Why is it sufficient to set the polar angle between 0 and 180 degrees in a spherical coordinate system?

Question

In the spherical coordinate system

$x=r \sin \theta \cos \phi$

$y=r \sin \theta \sin \phi$

$z=r \cos \theta$

$\theta$ lies in $[0,\pi]$, while $\phi$ is in $[-\pi,\pi)$. Why do we not need for the sign of $\theta$?

Answer 1

We have

$$x=r \sin (-\theta) \cos \phi=r (-\sin \theta) \cos \phi=r \sin \theta (-\cos \phi)=r \sin \theta \cos(\phi+\pi)$$ $$y=r \sin (-\theta) \sin \phi=r (-\sin \theta) \sin \phi=r \sin \theta (-\sin \phi)=r \sin \theta \sin (\phi+\pi)$$ $$z=r \cos (-\theta)=r \cos \theta$$

So $(r,-\theta,\phi)$ represents the same point as $(r,\theta,(\phi+\pi )\pmod {2\pi})$

Answer 2

Imagine standing in the middle of your kitchen. You can turn around through a vertical axis(your phi) and with your arm by your side can raise or lower your hand(your theta). Then you can point to any object in your room without breaking your elbow (thats theta more than 180)

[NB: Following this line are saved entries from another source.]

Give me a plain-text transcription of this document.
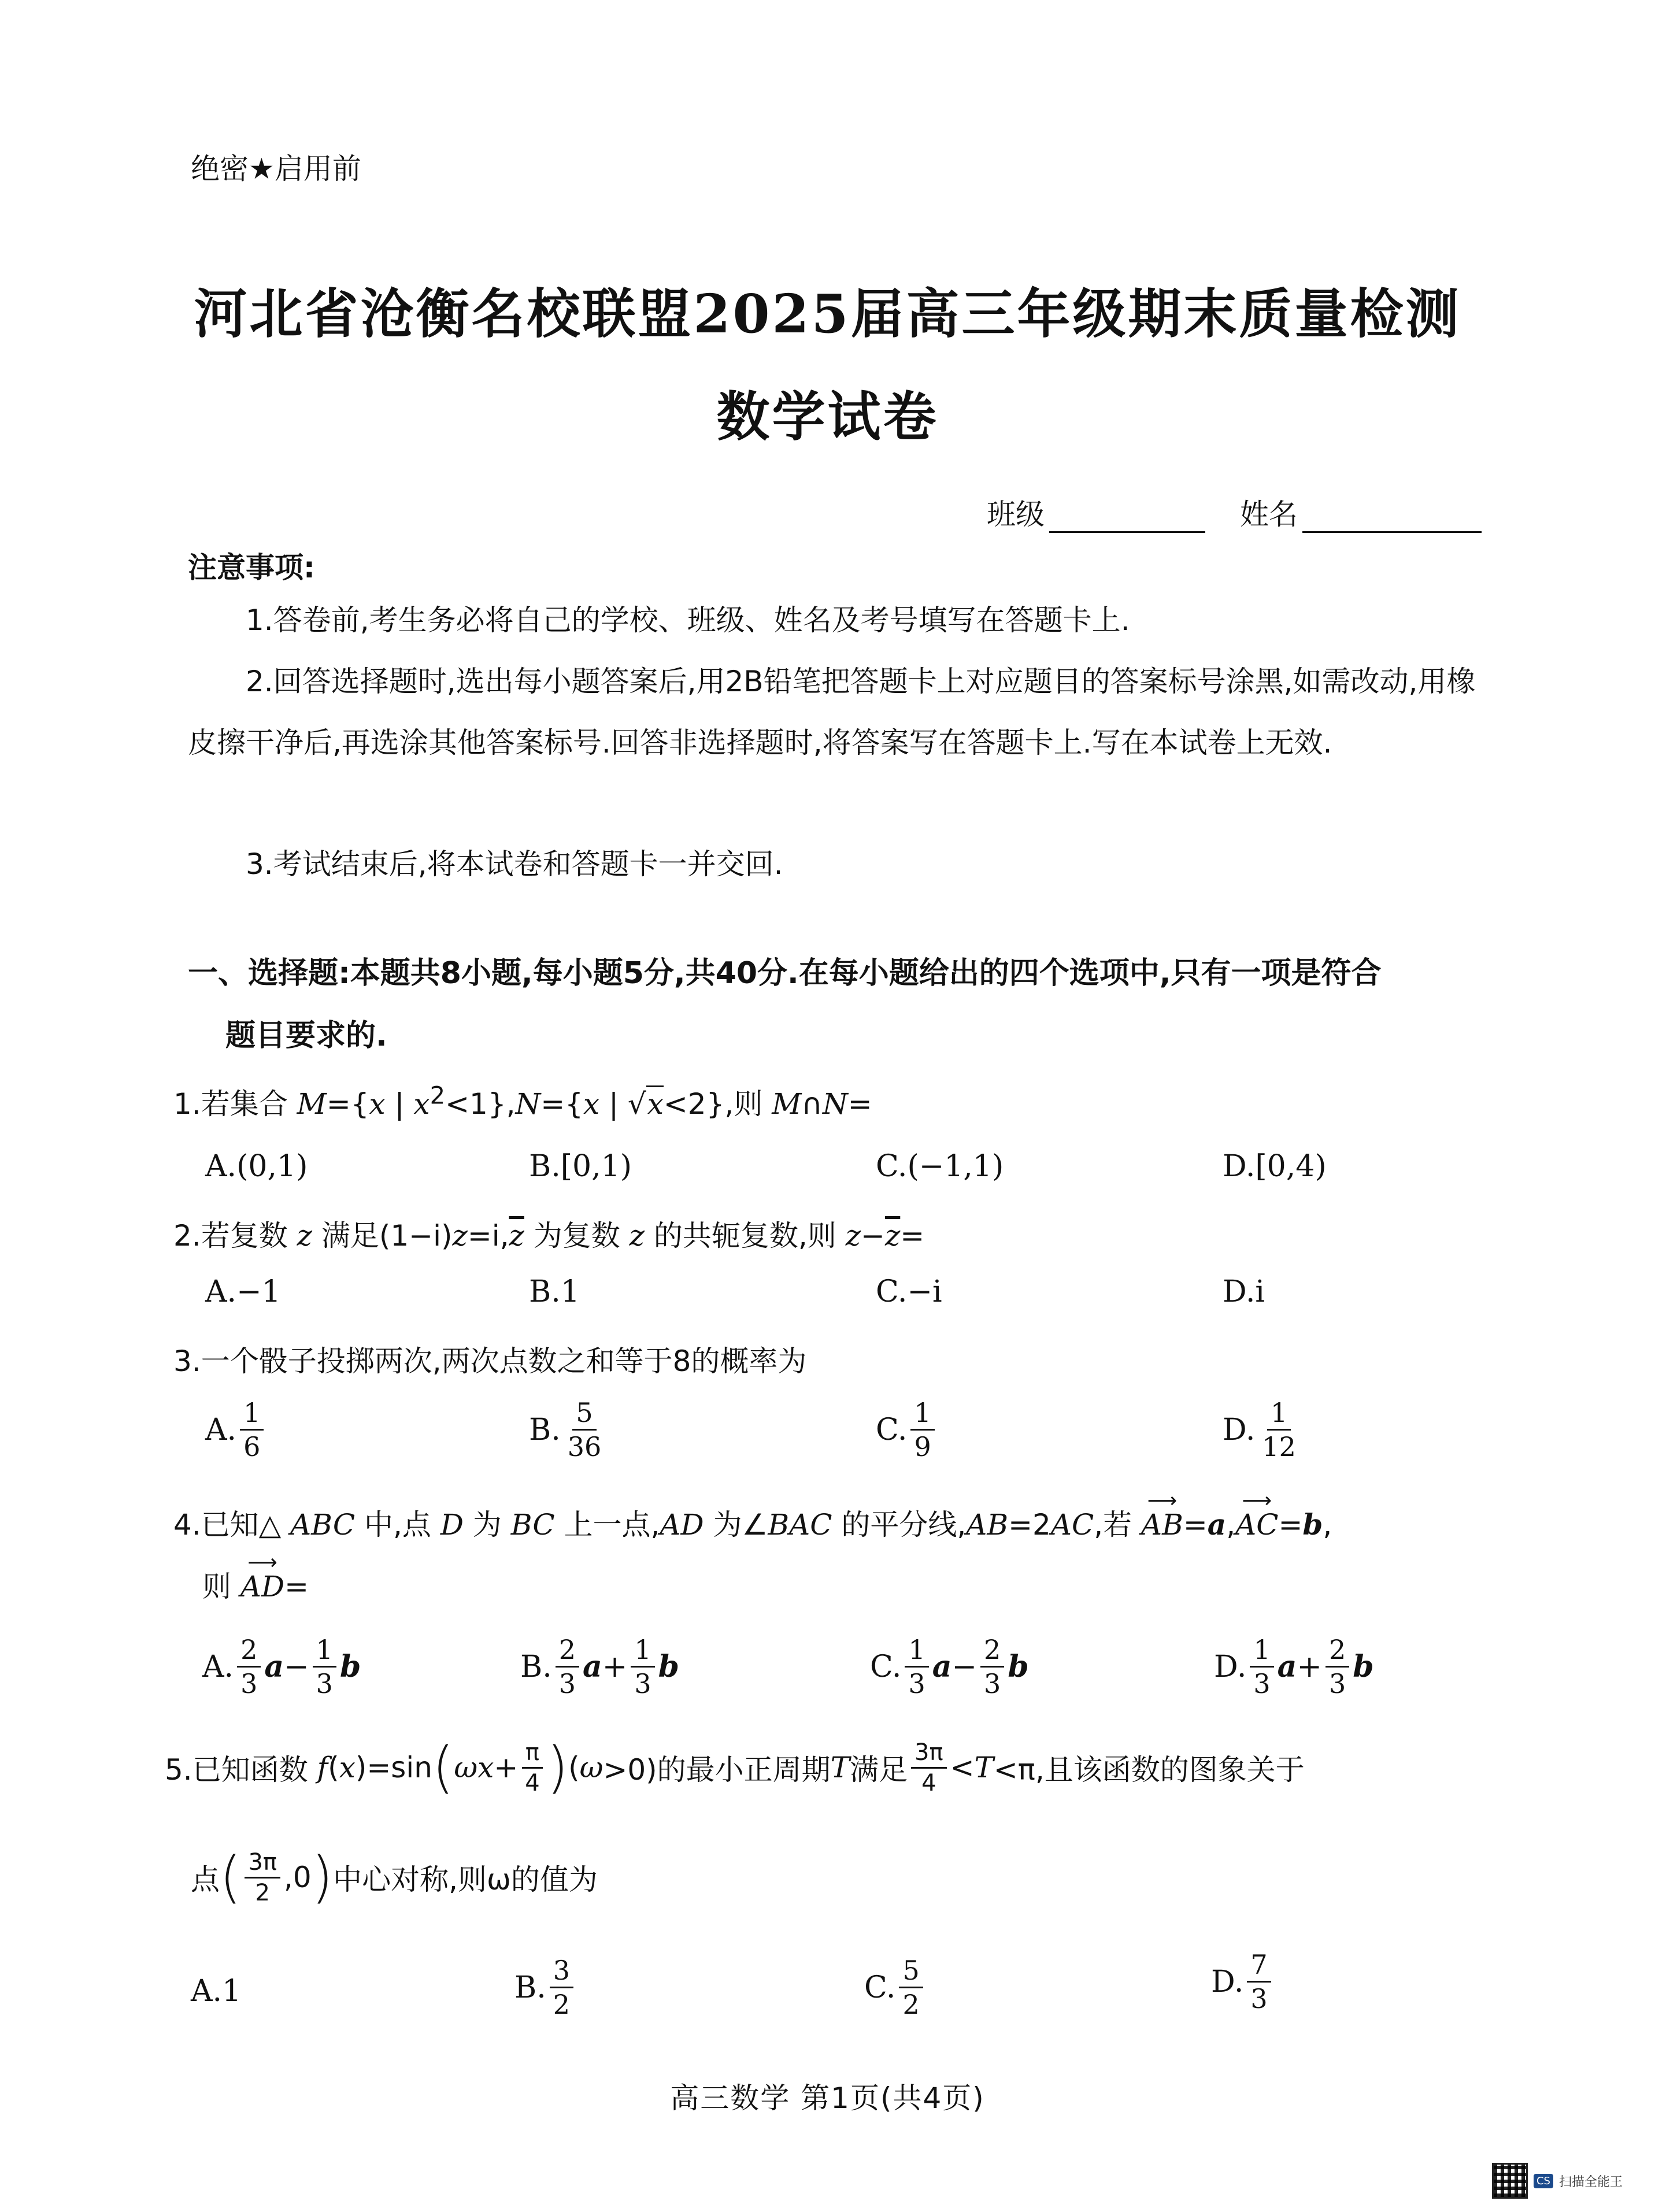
绝密★启用前
河北省沧衡名校联盟2025届高三年级期末质量检测
数学试卷
班级	姓名
注意事项:
1.答卷前,考生务必将自己的学校、班级、姓名及考号填写在答题卡上.
2.回答选择题时,选出每小题答案后,用2B铅笔把答题卡上对应题目的答案标号涂黑,如需改动,用橡皮擦干净后,再选涂其他答案标号.回答非选择题时,将答案写在答题卡上.写在本试卷上无效.
3.考试结束后,将本试卷和答题卡一并交回.
一、选择题:本题共8小题,每小题5分,共40分.在每小题给出的四个选项中,只有一项是符合
题目要求的.
1.若集合 M={x | $x^2<1\},N=\{x$ | √x<2},则 M∩N=
A.(0,1)	B.[0,1)	C.(−1,1)	D.[0,4)
2.若复数 z 满足$(1-i)z=i,\overline{z}$ 为复数 z 的共轭复数,则 $z-\overline{z}=$
A.−1	B.1	C.−i	D.i
3.一个骰子投掷两次,两次点数之和等于8的概率为
A. $\frac{1}{6}$	B. $\frac{5}{36}$	C. $\frac{1}{9}$	D. $\frac{1}{12}$
4.已知△ ABC 中,点 D 为 BC 上一点,AD 为∠BAC 的平分线,AB=2AC,若 ⟶ AB=a,⟶ AC=b,
则 ⟶ AD=
A. $\frac{2}{3}$ $a - \frac{1}{3}$ b	B. $\frac{2}{3}$ $a + \frac{1}{3}$ b	C. $\frac{1}{3}$ $a - \frac{2}{3}$ b	D. $\frac{1}{3}$ $a + \frac{2}{3}$ b
5.已知函数
f ( x )=sin ( $\omega x + \frac{\pi}{4}$ ) ( ω >0)的最小正周期 T 满足 $\frac{3\pi}{4} < T <\pi$,且该函数的图象关于
点 ( $\frac{3\pi}{2} ,0$ ) 中心对称,则ω的值为
A.1	B. $\frac{3}{2}$	C. $\frac{5}{2}$	D. $\frac{7}{3}$
高三数学 第1页(共4页)
CS 扫描全能王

Also take care here, many sources flip theta and phi. I think in your definition theta is the angle to the z-axis (not really the polar angle). For most it is phi. Your definition is common but confusing. Much better is $z=r\cos(\phi)$ with $\phi$ ranging from 0 to 180. This is the source of the confusion.